In conclusion, the Court having found that it has jurisdiction to order both parties to submit to an expedited arbitration, hereby ORDERS both parties to submit to such arbitration, the costs of which shall be divided equally by the two parties.

SO ORDERED.

. In the same note, Mr. Simons also requested time off for three days in early June. Green Bay had no problems with this request and granted it; defense counsel has argued that this vitiates the plaintiff’s argument of unlawful discharge.

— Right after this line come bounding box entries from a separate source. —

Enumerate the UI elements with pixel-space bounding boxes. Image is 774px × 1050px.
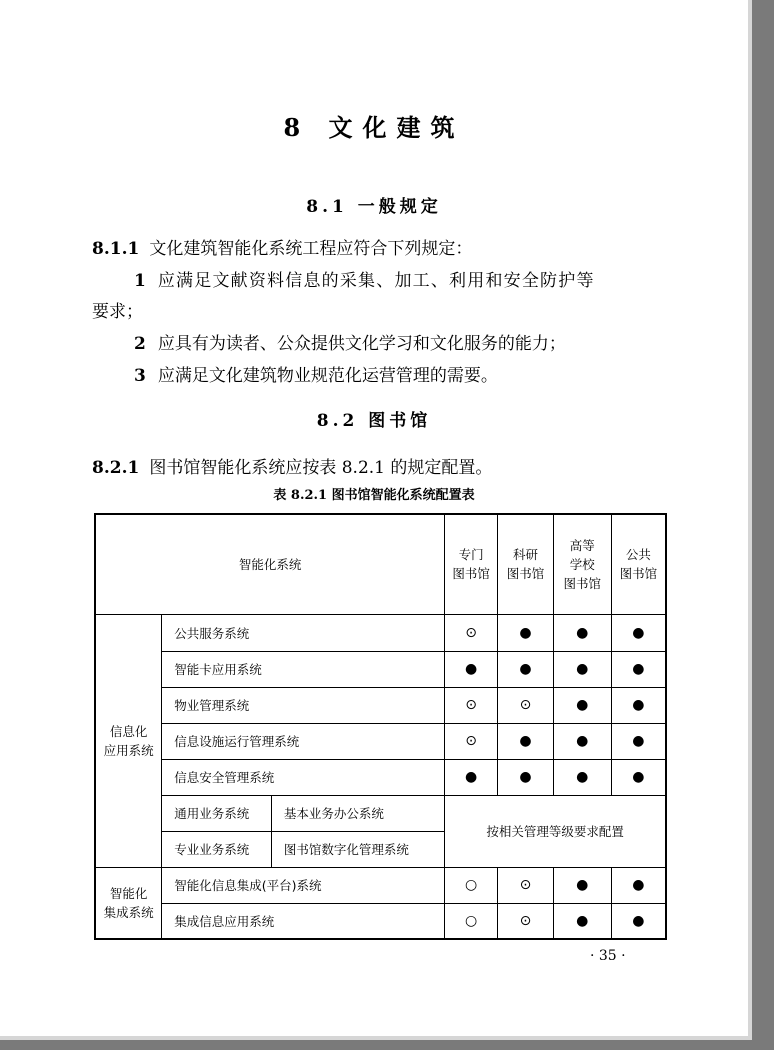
table-row xyxy=(95,759,666,795)
cell-value: ● xyxy=(611,614,666,651)
row-name: 物业管理系统 xyxy=(162,687,445,723)
table-caption: 表 8.2.1 图书馆智能化系统配置表 xyxy=(273,488,475,503)
cell-value: ● xyxy=(498,759,554,795)
header-col-public: 公共 图书馆 xyxy=(611,514,666,614)
cell-value: ● xyxy=(611,759,666,795)
chapter-title: 8 文化建筑 xyxy=(283,113,465,142)
cell-value: ● xyxy=(498,723,554,759)
cell-value: ⊙ xyxy=(445,687,498,723)
cell-value: ● xyxy=(553,759,611,795)
item-text: 应满足文化建筑物业规范化运营管理的需要。 xyxy=(157,366,498,386)
business-name: 通用业务系统 xyxy=(162,795,272,831)
cell-value: ⊙ xyxy=(498,687,554,723)
row-name: 智能卡应用系统 xyxy=(162,651,445,687)
item-number: 1 xyxy=(134,271,146,291)
cell-value: ○ xyxy=(445,903,498,939)
item-text: 应满足文献资料信息的采集、加工、利用和安全防护等 xyxy=(157,271,595,291)
row-name: 信息安全管理系统 xyxy=(162,759,445,795)
cell-value: ● xyxy=(553,903,611,939)
table-row xyxy=(95,903,666,939)
cell-value: ○ xyxy=(445,867,498,903)
clause-item-1 xyxy=(134,266,595,291)
clause-number: 8.1.1 xyxy=(92,239,140,259)
section-title-8-1: 8.1 一般规定 xyxy=(306,197,442,217)
page-number: · 35 · xyxy=(590,948,626,964)
clause-number: 8.2.1 xyxy=(92,458,140,478)
page-frame-bottom-inner xyxy=(0,1036,752,1040)
cell-value: ● xyxy=(445,759,498,795)
clause-8-1-1 xyxy=(92,234,472,259)
clause-item-3 xyxy=(134,361,498,386)
header-col-research: 科研 图书馆 xyxy=(498,514,554,614)
row-name: 公共服务系统 xyxy=(162,614,445,651)
business-subsystem: 基本业务办公系统 xyxy=(271,795,444,831)
row-name: 智能化信息集成(平台)系统 xyxy=(162,867,445,903)
row-name: 集成信息应用系统 xyxy=(162,903,445,939)
cell-value: ● xyxy=(611,723,666,759)
clause-text: 图书馆智能化系统应按表 8.2.1 的规定配置。 xyxy=(149,458,493,478)
clause-8-2-1 xyxy=(92,453,492,478)
table-row xyxy=(95,687,666,723)
clause-item-2 xyxy=(134,329,566,354)
cell-value: ⊙ xyxy=(498,867,554,903)
cell-value: ⊙ xyxy=(498,903,554,939)
business-name: 专业业务系统 xyxy=(162,831,272,867)
clause-text: 文化建筑智能化系统工程应符合下列规定： xyxy=(149,239,473,259)
row-name: 信息设施运行管理系统 xyxy=(162,723,445,759)
table-row xyxy=(95,651,666,687)
business-config-note: 按相关管理等级要求配置 xyxy=(445,795,666,867)
cell-value: ● xyxy=(553,723,611,759)
cell-value: ● xyxy=(553,651,611,687)
cell-value: ● xyxy=(611,867,666,903)
item-text: 应具有为读者、公众提供文化学习和文化服务的能力； xyxy=(157,334,566,354)
page-frame-bottom xyxy=(0,1040,774,1050)
group-integration: 智能化 集成系统 xyxy=(95,867,162,939)
clause-item-1-continuation: 要求； xyxy=(92,302,143,322)
cell-value: ● xyxy=(611,651,666,687)
header-col-special: 专门 图书馆 xyxy=(445,514,498,614)
header-col-university: 高等 学校 图书馆 xyxy=(553,514,611,614)
config-table xyxy=(94,513,667,940)
page-frame-right xyxy=(752,0,774,1050)
header-system: 智能化系统 xyxy=(95,514,445,614)
cell-value: ● xyxy=(611,903,666,939)
cell-value: ● xyxy=(553,867,611,903)
cell-value: ● xyxy=(553,687,611,723)
item-number: 3 xyxy=(134,366,146,386)
table-header-row xyxy=(95,514,666,614)
table-row xyxy=(95,723,666,759)
cell-value: ● xyxy=(498,614,554,651)
group-info-application: 信息化 应用系统 xyxy=(95,614,162,867)
table-row xyxy=(95,795,666,831)
cell-value: ⊙ xyxy=(445,723,498,759)
business-subsystem: 图书馆数字化管理系统 xyxy=(271,831,444,867)
cell-value: ● xyxy=(611,687,666,723)
cell-value: ● xyxy=(498,651,554,687)
item-number: 2 xyxy=(134,334,146,354)
cell-value: ● xyxy=(553,614,611,651)
cell-value: ● xyxy=(445,651,498,687)
page-frame-right-inner xyxy=(748,0,752,1050)
cell-value: ⊙ xyxy=(445,614,498,651)
section-title-8-2: 8.2 图书馆 xyxy=(316,411,432,431)
table-row xyxy=(95,867,666,903)
table-row xyxy=(95,614,666,651)
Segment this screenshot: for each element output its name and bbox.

. It is important to distinguish the facts of M-KT from those in the present case. In M-K-T, the Supreme Court recognized that a district court which had the power to enjoin a union striking over a minor dispute also had the power to attach conditions to the injunction to preserve the status quo pending arbitration. The Supreme Court left open the issue of whether a union could bring an independent action seeking to enjoin management from continuing with its. disputed conduct pending arbitration. This Court recognizes those distinctions and realizes that a district court’s jurisdiction to enjoin an illegal strike is much more clearly defined than its jurisdiction to issue other injunctions. However, the Supreme Court’s language supporting its decision, which is consistent with other language in the Seventh Circuit suggesting a "frustration of arbitration” exception, convinces this Court that it has jurisdiction to order the type of equitable relief imposed today.